Acoustic days in the sign of the corona

Mamma Mia! Imagine that the corona suddenly forces us to pull the plug and stay home with our children! Who knows . . . What may feel like a punishment to some may actually be a gift?

Let's seize the opportunity and practice just being.

Not that we all have to go back to a new stone age. The microprocessor is like invented. Where malicious viruses take days and weeks, images and language—narratives, and therefore realities—can be cross-pollinated and spread across the planet in a split second.

None of us strictly need all kinds of other stimuli when the only thing that counts is the time with our near and dear ones: brilliant to spend a number of weekdays scribbling around the neighborhood and practicing seeing things with the young children's open and naive eyes.

Few things can hit you straight in the heart and put your habits and choices into perspective, like obvious, unspoken questions from small children.

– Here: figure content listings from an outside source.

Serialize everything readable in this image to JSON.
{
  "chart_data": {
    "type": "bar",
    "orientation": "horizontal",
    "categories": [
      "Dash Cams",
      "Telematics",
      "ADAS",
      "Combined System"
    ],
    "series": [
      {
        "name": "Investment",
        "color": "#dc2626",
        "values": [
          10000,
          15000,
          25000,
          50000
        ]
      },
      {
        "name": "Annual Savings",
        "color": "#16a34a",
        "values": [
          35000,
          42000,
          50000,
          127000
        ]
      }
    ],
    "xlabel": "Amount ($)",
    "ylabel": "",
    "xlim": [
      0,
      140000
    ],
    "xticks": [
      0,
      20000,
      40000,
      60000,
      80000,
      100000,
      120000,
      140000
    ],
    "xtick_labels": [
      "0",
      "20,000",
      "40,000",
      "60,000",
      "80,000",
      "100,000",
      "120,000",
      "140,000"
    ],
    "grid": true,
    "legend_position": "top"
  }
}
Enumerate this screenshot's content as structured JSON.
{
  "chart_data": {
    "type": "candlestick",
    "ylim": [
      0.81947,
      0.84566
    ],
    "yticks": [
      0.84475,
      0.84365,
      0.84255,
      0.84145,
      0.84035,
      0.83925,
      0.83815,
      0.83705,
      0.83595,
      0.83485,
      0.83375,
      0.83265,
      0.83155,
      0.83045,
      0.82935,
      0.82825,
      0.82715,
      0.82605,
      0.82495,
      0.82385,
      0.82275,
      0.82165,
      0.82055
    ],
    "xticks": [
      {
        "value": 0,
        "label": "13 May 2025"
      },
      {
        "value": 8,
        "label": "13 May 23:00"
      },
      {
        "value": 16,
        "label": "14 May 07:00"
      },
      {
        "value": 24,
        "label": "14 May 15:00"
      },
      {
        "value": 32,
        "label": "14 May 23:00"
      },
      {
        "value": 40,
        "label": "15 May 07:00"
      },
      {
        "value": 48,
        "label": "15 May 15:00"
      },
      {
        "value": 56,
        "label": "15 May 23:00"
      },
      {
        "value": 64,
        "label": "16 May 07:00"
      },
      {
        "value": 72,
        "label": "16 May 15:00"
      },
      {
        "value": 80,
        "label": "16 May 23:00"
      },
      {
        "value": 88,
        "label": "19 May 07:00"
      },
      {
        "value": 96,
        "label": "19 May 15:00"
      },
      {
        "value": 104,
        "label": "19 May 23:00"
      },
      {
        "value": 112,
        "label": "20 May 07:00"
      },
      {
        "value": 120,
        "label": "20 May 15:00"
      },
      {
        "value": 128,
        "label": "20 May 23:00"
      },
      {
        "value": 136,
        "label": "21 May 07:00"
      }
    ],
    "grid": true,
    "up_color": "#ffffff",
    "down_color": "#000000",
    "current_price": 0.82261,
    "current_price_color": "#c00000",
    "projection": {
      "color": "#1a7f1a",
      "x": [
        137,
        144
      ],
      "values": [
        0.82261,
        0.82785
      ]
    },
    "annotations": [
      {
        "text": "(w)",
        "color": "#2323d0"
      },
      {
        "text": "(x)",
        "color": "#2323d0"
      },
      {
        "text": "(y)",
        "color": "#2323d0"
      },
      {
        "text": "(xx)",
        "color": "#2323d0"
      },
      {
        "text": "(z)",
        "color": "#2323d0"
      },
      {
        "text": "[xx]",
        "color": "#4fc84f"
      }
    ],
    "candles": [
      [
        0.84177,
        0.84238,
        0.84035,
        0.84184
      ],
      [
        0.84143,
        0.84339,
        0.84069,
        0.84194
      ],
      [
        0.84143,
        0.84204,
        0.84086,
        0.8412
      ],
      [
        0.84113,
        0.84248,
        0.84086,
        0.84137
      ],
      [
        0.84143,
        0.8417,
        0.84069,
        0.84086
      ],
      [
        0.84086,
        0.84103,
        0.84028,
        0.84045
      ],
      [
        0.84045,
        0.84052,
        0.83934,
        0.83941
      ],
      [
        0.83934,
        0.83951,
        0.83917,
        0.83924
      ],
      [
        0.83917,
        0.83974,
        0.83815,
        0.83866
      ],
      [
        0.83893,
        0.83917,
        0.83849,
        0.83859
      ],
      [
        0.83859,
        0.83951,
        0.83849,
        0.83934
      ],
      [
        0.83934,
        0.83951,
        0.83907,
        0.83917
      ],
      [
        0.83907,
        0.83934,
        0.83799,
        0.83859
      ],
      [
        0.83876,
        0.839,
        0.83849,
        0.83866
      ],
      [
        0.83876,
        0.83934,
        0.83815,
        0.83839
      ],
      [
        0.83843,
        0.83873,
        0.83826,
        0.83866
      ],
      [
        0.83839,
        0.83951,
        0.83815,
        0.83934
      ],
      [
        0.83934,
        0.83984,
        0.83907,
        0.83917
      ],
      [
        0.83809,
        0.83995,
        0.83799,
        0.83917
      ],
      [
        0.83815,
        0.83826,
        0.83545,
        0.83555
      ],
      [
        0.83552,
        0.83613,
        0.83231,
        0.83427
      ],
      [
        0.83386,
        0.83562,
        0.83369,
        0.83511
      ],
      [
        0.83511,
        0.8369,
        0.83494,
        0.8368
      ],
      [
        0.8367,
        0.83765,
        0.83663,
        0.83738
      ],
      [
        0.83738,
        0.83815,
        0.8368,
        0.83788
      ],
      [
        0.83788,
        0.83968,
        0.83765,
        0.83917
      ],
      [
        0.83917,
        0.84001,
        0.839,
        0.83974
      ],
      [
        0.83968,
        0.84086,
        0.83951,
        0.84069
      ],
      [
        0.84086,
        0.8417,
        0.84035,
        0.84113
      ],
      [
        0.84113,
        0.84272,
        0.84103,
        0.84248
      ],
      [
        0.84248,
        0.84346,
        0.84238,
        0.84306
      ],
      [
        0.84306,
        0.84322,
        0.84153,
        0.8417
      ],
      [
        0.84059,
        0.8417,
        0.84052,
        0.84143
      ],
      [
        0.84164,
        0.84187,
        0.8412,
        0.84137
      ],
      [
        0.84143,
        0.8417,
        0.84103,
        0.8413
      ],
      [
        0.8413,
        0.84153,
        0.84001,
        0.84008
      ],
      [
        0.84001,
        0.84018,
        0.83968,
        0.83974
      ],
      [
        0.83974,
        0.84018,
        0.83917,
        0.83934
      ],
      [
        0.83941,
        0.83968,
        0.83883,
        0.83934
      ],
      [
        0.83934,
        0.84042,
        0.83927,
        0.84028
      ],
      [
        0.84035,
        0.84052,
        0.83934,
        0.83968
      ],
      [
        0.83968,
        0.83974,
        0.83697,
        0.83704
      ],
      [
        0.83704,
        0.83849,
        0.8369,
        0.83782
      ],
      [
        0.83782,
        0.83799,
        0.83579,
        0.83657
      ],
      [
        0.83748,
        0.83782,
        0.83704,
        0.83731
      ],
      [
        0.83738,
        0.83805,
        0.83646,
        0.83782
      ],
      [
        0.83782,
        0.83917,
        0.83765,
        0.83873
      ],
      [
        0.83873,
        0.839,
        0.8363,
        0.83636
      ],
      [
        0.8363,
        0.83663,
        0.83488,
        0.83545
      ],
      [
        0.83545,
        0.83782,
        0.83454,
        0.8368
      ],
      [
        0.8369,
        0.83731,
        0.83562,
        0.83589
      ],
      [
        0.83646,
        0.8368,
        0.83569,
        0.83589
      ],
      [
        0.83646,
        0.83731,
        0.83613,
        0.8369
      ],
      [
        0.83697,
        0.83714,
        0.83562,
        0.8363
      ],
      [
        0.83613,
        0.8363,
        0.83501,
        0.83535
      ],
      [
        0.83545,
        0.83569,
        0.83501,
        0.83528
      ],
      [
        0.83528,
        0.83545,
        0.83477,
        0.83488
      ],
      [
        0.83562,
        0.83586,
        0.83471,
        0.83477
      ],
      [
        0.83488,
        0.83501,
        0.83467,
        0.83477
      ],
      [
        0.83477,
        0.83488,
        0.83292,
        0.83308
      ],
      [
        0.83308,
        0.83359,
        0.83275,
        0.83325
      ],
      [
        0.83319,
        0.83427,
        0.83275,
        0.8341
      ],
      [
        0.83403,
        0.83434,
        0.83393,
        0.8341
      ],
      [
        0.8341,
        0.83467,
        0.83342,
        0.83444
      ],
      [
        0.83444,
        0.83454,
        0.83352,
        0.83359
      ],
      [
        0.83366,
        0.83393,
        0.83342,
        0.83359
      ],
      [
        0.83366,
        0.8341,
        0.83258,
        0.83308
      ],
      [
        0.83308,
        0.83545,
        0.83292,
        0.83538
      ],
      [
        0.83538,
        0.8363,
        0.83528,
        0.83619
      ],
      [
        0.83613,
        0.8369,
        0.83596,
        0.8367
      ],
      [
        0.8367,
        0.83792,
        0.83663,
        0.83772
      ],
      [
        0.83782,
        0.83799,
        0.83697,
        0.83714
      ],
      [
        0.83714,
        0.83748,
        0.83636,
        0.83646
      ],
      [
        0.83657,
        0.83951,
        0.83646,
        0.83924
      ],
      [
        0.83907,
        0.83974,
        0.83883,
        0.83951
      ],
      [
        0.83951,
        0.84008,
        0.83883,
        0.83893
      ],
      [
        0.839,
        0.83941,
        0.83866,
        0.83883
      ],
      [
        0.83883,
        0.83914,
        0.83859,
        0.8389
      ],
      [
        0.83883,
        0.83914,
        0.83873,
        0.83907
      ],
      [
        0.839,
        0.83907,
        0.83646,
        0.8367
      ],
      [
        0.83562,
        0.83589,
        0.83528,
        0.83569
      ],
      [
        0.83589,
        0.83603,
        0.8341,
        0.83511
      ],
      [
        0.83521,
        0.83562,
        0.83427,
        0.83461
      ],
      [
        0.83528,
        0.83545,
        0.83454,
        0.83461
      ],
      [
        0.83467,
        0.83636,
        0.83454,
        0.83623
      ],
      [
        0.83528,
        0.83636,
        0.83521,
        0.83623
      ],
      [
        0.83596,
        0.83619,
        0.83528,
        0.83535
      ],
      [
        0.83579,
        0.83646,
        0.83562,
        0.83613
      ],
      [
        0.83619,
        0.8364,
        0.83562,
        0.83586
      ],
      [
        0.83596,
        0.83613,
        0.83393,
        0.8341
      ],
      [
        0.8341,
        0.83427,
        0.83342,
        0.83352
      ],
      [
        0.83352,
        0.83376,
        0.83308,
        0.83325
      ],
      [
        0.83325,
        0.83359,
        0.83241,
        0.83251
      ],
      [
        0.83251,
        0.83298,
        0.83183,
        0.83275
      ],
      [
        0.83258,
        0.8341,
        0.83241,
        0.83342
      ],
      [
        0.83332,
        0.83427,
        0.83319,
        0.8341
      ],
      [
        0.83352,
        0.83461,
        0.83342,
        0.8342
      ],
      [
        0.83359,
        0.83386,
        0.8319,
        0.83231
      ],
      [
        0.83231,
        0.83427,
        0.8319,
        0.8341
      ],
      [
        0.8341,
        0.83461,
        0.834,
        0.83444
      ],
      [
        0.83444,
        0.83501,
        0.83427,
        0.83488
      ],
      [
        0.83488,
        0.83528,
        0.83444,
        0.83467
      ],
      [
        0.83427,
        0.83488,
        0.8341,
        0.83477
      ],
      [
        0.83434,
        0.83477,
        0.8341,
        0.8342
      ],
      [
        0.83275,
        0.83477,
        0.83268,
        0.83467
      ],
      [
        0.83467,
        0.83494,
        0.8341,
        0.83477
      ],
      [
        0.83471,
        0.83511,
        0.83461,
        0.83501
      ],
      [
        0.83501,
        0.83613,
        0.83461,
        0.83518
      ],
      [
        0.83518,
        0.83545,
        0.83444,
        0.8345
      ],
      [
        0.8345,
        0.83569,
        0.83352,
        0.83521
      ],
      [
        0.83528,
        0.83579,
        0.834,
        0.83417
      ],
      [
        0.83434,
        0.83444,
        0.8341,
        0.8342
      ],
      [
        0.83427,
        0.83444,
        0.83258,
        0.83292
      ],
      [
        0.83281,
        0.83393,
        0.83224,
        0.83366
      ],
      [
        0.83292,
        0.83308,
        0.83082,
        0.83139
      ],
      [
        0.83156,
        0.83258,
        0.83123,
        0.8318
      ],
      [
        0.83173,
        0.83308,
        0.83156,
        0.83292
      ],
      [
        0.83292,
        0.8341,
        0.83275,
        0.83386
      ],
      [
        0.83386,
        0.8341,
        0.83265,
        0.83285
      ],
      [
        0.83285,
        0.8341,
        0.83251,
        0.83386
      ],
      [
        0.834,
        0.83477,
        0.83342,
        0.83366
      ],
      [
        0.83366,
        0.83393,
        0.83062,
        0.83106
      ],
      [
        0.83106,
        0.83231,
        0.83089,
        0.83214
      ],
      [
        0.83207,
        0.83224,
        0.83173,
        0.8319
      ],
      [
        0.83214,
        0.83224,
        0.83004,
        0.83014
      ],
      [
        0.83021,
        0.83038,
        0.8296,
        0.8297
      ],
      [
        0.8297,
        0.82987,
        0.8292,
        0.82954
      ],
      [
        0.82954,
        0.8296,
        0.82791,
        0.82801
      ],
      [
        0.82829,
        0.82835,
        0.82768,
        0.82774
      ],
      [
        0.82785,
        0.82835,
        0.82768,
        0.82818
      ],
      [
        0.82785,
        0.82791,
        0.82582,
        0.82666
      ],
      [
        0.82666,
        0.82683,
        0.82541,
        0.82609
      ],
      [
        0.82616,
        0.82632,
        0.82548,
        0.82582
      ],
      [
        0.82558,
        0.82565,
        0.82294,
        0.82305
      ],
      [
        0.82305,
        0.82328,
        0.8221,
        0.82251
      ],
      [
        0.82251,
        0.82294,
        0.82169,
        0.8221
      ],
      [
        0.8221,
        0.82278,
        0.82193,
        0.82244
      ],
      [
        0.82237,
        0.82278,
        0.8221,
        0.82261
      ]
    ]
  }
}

It's not at all easy to explain why dad is always so damn busy and can't just sit down and be. (The economy!—yes, yes—but none of us need basically half of the things we spend a large portion of our waking hours at work to finance).

There's a reason style and status are almost impossible to explain to a two-year-old.

Strictly speaking, there is nothing in the way of borrowing, or buying something old and used. A car is a means of transport—not a lifestyle marker—and it really is much cooler to walk or cycle, feel your cheeks burn and sense the world immediately and without a filter. The swing under the chestnut tree always trumps the battery toy, which—as one of our friends so aptly says—is built to play with itself.

Of course we have to go out under the open sky and feel nature on our own bodies.

Of course, we must help ourselves to stop and stare in wonder, dig in the sand, splash in the puddles, pick up the stones, taste the plants, and name what we meet and experience along the way.

Of course, we should be able to leave the watch and mobile at home and stop allowing ourselves to be distracted from what really matters.

It is basically absurd that we most often move around in our physical reality with our senses and attention locked in a small glass block that can miraculously cancel both time and space. As if it were a punishment to be present where we actually are. The fact that it is close to impossible to keep your fingers off your mobile phone is not just a daily annoyance, but fucking scary. Highly gifted homo sapiens have really designed that crap to hit us where we are most vulnerable.

Not that we all have to go back to a new stone age. The microprocessor is like invented. Where malicious viruses take days and weeks, images and language—narratives, and therefore realities—can be cross-pollinated and spread across the planet in a split second.

But streamlining rhymes with stress and sick modernity, while both the world and our ancient genes scream for space and presence. If we use the corona as a necessary pause for thought and stop for a moment and see it all in a bigger perspective, we could perhaps (Thatcher notwithstanding) come up with an alternative to the hamster wheel and the drugged financial economy.

If you ask me, the goal must be a life and a culture where we are not everywhere else, but are present where we are. An existence that largely mimics the humble life our ancestors lived over thousands of years; hands-on.

Real wealth is having the ability and foresight to say no. We can learn from the people of nature, and get back in sync with the life that flows through us and the nature we are surrounded by. It does something good for a person to know his place in the world and to feel the raw forces of nature and the change of seasons on his own body.

It is of course no simple exercise to recreate something resembling a natural habitat for all seven billion sapiens on the planet. Stone Age diet, winter bathing and barefoot running do not do it alone, and are mostly symbolic actions—albeit with the potential to inspire others and be the last straw that starts the avalanche.

In that context, let's just take the corona as an obvious opportunity to change our habits and get the focus shifted from numbers and abstract mathematical models to our real, shared, physical world.

There is no need to pad ourselves with jet bridges and temperate air, so we have to check the phone to know what the weather is really like. No need to let us pace ourselves to the next gate with gadgets and rolling sidewalks, when what makes it all worth it is the adventure and unpredictability along the way.

Let's just treat ourselves to an acoustic day or three—have a corona break—and take the time to immerse ourselves a little in life in the meantime. In the end, there is no advantage in being the first to finish that life anyway.